En fin, los restos de otro naufragio.

JJ se queda mirando el escaparate de una tienda de cocinas que tenemos delante.

—¿Qué quieres por Navidad? ¿Lo has pensado ya? –me pregunta sin apartar la mirada de la tienda.

Antes de que responda, saca otro cigarro y se lo enciende. Es posible que nunca entremos en el restaurante, que antes él muera de cáncer de pulmón y yo de hipotermia.

—¿Sabes qué quiero yo por Navidad? Esto. —Y da un golpecito con los nudillos al cristal.

—¿Una cocina?

—Sí. Una cocina. Una cocina exactamente igual que esta. Tal cual. Sin estrenar. Sin pasado. Sin manchas. Sin marcas. Sin platos rotos. Sin grifos goteando. Sin trapos sucios. Sin periódicos de ayer. Sin el reloj del horno parpadeando en 00:00. Luminosa. Silenciosa. Espaciosa. Con unas piñas de decoración en un plato rectangular en la encimera. Y con muchas botellas de vino a una temperatura perfecta.

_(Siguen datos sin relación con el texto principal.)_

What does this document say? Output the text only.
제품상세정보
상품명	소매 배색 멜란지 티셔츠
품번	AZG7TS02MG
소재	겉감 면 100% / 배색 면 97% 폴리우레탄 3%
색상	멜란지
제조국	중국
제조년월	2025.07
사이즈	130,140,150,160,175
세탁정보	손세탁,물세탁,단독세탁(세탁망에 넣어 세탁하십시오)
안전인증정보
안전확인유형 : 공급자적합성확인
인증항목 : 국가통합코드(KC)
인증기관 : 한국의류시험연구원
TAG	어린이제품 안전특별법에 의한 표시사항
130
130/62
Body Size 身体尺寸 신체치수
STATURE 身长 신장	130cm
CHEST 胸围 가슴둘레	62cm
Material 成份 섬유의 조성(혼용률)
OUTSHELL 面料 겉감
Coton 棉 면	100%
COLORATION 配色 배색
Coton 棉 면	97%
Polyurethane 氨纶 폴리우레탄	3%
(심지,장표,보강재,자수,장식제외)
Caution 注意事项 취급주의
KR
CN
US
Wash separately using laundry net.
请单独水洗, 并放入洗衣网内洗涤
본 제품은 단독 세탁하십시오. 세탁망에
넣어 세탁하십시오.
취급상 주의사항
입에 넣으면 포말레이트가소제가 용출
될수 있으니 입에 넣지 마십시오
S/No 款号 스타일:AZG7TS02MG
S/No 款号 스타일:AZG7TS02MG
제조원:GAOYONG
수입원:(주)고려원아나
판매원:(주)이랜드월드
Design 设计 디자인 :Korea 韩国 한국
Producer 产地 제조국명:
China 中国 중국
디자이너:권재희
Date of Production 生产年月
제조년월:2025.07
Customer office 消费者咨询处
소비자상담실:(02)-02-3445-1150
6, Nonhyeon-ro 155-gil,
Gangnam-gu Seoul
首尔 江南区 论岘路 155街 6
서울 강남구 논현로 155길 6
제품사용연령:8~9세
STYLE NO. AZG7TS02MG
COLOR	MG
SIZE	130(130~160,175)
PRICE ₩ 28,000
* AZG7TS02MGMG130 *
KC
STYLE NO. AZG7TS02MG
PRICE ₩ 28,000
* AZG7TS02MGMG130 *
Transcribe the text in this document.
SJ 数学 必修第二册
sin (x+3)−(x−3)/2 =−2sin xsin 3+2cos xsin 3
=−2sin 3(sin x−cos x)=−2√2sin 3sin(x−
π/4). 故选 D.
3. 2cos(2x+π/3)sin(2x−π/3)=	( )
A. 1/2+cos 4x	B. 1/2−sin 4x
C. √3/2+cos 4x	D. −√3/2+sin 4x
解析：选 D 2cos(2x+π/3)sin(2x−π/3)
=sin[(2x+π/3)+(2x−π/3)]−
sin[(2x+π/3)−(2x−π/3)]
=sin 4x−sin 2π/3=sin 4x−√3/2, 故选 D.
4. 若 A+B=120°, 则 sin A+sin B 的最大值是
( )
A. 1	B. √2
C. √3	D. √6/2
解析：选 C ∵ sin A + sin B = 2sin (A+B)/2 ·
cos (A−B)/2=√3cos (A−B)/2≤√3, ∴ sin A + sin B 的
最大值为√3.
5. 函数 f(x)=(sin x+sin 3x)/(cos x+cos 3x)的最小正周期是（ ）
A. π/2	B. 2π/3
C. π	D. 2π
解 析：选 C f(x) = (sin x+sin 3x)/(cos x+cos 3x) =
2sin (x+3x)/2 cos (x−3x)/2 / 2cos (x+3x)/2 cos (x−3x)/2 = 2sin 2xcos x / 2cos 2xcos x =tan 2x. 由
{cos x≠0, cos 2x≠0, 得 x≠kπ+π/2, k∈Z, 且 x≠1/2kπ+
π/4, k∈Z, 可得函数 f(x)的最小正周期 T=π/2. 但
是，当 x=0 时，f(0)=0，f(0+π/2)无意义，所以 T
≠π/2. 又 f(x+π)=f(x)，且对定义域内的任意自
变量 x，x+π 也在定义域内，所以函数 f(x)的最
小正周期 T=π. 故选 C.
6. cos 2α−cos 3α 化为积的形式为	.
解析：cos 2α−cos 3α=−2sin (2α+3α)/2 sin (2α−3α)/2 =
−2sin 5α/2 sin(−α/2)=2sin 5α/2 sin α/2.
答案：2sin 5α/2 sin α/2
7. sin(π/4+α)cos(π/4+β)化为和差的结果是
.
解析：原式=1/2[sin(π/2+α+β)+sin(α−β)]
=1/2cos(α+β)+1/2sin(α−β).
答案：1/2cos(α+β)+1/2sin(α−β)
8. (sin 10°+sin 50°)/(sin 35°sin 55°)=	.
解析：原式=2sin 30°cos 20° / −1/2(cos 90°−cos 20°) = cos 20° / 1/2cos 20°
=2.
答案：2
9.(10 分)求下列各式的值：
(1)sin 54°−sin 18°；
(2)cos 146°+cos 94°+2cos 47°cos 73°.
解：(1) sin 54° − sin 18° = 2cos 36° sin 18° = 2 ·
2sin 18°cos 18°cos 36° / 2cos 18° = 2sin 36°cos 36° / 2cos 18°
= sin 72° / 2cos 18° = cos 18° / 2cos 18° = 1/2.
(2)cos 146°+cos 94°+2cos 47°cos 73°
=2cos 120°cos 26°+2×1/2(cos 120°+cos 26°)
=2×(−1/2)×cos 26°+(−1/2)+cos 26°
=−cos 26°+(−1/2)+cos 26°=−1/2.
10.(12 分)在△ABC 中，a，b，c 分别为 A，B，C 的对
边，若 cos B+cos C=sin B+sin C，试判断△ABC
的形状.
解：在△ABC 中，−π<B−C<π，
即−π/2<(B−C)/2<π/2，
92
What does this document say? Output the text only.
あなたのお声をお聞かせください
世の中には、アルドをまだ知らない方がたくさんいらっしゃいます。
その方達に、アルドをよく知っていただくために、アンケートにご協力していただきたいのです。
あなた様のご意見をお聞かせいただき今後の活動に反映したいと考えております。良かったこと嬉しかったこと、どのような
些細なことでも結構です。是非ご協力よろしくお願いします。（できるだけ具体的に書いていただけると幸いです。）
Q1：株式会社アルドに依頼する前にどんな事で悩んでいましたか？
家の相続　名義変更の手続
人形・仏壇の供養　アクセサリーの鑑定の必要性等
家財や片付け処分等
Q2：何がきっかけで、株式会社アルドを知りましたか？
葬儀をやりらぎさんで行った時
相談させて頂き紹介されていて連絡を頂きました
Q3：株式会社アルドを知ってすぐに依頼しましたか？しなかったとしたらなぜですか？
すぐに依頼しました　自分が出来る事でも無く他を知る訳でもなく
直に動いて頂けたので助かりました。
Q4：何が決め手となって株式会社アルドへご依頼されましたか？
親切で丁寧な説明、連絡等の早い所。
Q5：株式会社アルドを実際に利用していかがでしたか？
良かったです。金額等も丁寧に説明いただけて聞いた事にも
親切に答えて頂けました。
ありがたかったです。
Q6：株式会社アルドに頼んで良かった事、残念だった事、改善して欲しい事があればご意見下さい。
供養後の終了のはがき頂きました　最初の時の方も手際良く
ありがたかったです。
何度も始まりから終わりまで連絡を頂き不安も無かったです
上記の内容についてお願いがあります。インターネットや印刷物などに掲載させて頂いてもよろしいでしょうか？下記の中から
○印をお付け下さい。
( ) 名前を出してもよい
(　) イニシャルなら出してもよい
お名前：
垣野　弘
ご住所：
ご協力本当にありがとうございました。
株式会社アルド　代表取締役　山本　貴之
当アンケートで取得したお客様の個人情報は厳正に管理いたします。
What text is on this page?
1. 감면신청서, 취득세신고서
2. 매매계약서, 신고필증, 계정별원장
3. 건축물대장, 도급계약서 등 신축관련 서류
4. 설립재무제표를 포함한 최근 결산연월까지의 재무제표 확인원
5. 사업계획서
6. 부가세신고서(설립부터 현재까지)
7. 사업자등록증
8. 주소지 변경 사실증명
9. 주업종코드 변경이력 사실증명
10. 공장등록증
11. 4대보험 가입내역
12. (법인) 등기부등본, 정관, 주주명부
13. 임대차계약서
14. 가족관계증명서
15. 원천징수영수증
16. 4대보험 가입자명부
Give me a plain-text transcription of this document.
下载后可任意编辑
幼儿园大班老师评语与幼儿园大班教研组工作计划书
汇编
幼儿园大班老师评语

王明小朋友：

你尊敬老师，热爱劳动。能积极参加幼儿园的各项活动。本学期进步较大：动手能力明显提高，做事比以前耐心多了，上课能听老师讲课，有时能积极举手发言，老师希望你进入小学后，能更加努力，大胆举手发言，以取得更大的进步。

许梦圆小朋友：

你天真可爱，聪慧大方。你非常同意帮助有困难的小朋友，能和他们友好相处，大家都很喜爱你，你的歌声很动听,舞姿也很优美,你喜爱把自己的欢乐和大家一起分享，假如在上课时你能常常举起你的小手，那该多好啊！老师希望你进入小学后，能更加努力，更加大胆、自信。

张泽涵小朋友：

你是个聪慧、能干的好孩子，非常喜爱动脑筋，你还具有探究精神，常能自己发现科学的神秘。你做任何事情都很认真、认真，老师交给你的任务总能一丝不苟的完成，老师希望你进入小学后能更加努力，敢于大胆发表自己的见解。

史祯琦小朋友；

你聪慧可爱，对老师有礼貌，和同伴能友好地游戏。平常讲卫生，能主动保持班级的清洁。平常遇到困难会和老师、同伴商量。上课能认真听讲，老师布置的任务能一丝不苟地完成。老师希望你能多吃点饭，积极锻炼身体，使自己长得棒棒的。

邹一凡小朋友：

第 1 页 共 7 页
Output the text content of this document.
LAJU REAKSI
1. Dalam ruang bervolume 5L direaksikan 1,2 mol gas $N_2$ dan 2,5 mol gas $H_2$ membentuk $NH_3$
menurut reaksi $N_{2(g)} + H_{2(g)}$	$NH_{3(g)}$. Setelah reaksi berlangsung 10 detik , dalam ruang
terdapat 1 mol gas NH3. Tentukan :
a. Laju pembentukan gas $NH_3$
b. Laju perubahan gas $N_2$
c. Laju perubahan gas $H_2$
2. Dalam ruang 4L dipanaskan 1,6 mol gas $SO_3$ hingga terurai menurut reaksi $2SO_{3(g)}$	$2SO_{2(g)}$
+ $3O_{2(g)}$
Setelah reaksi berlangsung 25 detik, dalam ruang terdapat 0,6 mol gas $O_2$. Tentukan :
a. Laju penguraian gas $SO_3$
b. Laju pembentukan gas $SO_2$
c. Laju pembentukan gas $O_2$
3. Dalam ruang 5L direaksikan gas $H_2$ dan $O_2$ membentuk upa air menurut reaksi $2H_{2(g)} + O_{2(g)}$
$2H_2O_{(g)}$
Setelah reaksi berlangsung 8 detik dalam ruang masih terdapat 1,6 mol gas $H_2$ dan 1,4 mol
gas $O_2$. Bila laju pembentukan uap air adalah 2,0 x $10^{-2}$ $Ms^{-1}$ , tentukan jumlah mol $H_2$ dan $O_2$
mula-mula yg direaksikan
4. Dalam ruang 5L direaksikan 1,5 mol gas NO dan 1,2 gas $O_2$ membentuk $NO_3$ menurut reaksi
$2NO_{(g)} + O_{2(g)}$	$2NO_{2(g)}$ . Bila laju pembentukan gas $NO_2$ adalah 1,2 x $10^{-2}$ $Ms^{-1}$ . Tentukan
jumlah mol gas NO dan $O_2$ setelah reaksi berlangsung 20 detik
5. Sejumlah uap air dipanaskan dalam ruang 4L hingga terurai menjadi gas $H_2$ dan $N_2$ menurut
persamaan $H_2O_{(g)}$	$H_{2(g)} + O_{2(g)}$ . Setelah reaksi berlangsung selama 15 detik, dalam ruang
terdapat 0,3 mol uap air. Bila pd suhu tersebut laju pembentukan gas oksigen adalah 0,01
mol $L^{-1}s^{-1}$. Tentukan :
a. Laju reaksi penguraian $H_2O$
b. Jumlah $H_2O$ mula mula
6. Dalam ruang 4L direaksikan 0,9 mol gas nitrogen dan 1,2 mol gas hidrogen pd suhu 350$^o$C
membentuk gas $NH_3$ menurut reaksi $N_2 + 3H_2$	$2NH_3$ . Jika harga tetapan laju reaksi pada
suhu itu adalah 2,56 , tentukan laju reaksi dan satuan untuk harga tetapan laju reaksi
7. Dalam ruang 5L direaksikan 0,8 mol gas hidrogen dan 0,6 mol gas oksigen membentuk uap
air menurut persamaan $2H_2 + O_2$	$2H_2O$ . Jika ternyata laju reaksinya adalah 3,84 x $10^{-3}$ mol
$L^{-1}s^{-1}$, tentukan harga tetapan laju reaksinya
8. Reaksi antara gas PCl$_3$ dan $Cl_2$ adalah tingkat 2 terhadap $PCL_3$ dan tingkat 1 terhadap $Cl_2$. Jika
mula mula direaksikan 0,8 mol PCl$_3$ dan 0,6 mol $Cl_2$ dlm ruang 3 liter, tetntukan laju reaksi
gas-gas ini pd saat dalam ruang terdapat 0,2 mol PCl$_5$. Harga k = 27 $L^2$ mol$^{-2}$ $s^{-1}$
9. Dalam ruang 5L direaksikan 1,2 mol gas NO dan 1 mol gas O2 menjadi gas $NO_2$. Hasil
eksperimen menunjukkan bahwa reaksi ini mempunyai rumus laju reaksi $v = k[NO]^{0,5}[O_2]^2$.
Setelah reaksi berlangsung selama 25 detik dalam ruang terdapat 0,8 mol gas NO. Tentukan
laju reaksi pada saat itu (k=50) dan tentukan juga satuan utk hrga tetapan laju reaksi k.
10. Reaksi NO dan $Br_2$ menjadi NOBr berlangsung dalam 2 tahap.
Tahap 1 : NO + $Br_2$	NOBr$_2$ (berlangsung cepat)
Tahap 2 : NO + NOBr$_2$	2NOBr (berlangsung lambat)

Los dos nos quedamos en silencio mirando la cocina, tibiamente iluminada por una luz que parece provenir de una chimenea.

—Me da miedo aburrirme de todo últimamente. Me cuesta leerme las columnas de los periódicos. No soporto los telediarios. Las canciones me parecen muy largas. Me duermo en el cine. Ya me he aburrido en esta cena de Navidad antes siquiera de empezar. Ni yo mismo me aguanto a veces. Quiero algo como esta cocina. Que alguien de fuera, como nosotros ahora, me vea por el cristal cenando pizza con una chica, en unos elegantes platos, y que se lleve ese momento perfecto a casa sin saber nada más. Solo eso. No sé si me entiendes. Llevo ya un par de vinos de antes.

Me quedo callado un rato.

Entramos en el restaurante. El dueño probablemente contratara de decorador al de las bombillas en el momento más duro de su experimentación con las metanfetaminas. Nos sentamos en la mesa. Somos los últimos. Es una de esas multitudinarias cenas de Navidad en las que al final terminas hablando solo con quien tienes enfrente, aunque no sepas quién es ni te interese llegar a saberlo. Pido una ensalada y una Coca-Cola Light, pero no tengo demasiada hambre.

Al salir, nos despedimos del resto y nos quedamos mirando de nuevo el escaparate. En silencio. Veo nuestras siluetas reflejadas en el cristal. Ninguno de los dos sabe si el otro está llorando por el frío.